Ridiculous as it may sound, the chief virtue of Lilyhammer is Steven Van Zandt's face. He frequently stole his scenes in The Sopranos, lurking in the background with that lower lip protruding ominously. This series tosses Van Zandt into the path of a wide variety of colorful characters and events, then quickly zooms in on his face for a host of priceless reaction shots. Like I said, a modest show. Still, I found myself having a rather good time with it, and there's just enough intriguing drama to keep you engaged for the duration of this eight-episode season.
While the show can be a bit too cutesy for its own good at times, it does a decent job of frequently reminding viewers that Frank isn't exactly a great guy. Sure, his mobster instincts are frequently used for laughs, but there are also moments in which Frank demonstrates a genuinely ugly side. It adds a welcome dose of discomfort to a show that occasionally flirts with turning into a mob-themed sitcom, and Van Zandt isn't afraid to make his character appear exceptionally unlikable. It's not quite the masterful blend of lovability and horror that The Sopranos perfected with its central character (granted, a blend that many 21st century shows have tried and failed to recreate), but it works well enough for Lilyhammer's purposes.

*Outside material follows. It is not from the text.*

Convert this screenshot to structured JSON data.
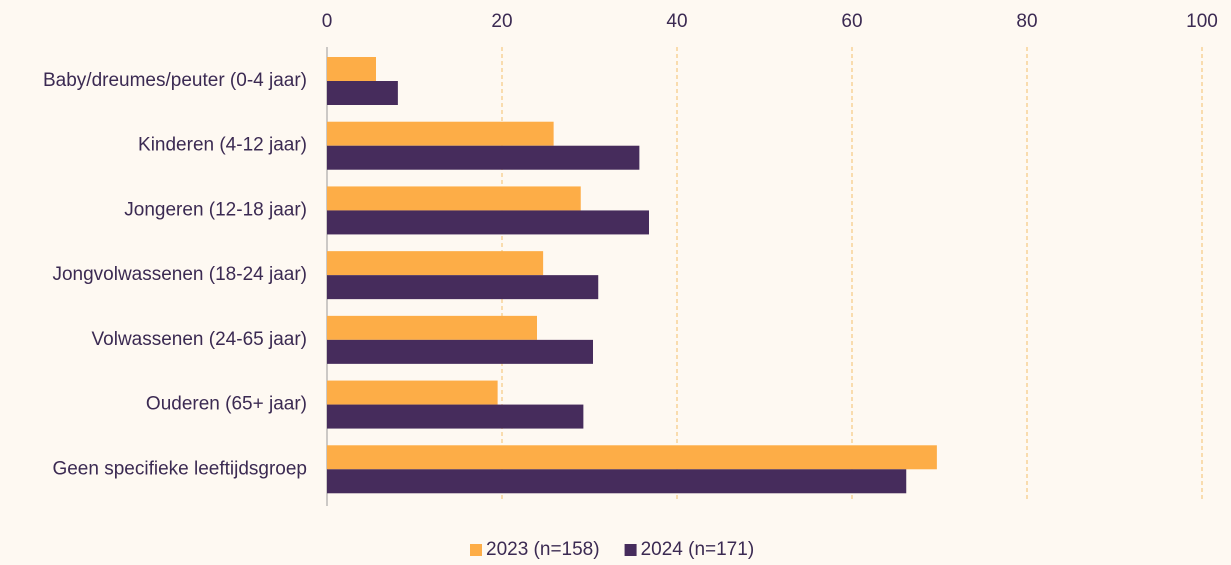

Intriguingly, the show is a Norwegian-American production, which airs on television in Norway just a bit before it premieres on Netflix in the U.S. Given that the two countries have different native languages, the show splits the language difference 50/50. Van Zandt almost always speaks English, but most of the other characters are subtitled (though they'll also occasionally break into English when speaking with Frank). It's an interesting approach, and the show is a huge hit in Norway despite the fact that it's a relatively minor show here.
Lilyhammer: The Complete First Season (Blu-ray) offers a strong 1080p/1.78:1 transfer that highlights the show's exceptional location shooting. The series certainly has a strong sense of place, and the level of detail is strong throughout. Darker scenes benefit from considerable depth, and flesh tones are warm and natural. The series looks good via HD streaming on Netflix, of course, but the Blu-ray set is worth checking out if you're a big fan who needs that extra visual boost (or if you're not a Netflix subscriber, of course). The DTS HD 2.0 Master Audio track is strong as well, delivering the flavorful score with immersive clarity and preserving the dialogue quite nicely. Supplements are limited to some concept art, outtakes and a 3-minute featurette on the making of the show's theme tune. It's disappointing that there isn't more on offer in this department, as a strong supplemental package would have given those who had already seen the show more incentive to purchase this set.
Lilyhammer isn't essential viewing, but it's a fun fish-out-of-water tale that puts Van Zandt's talents to good use.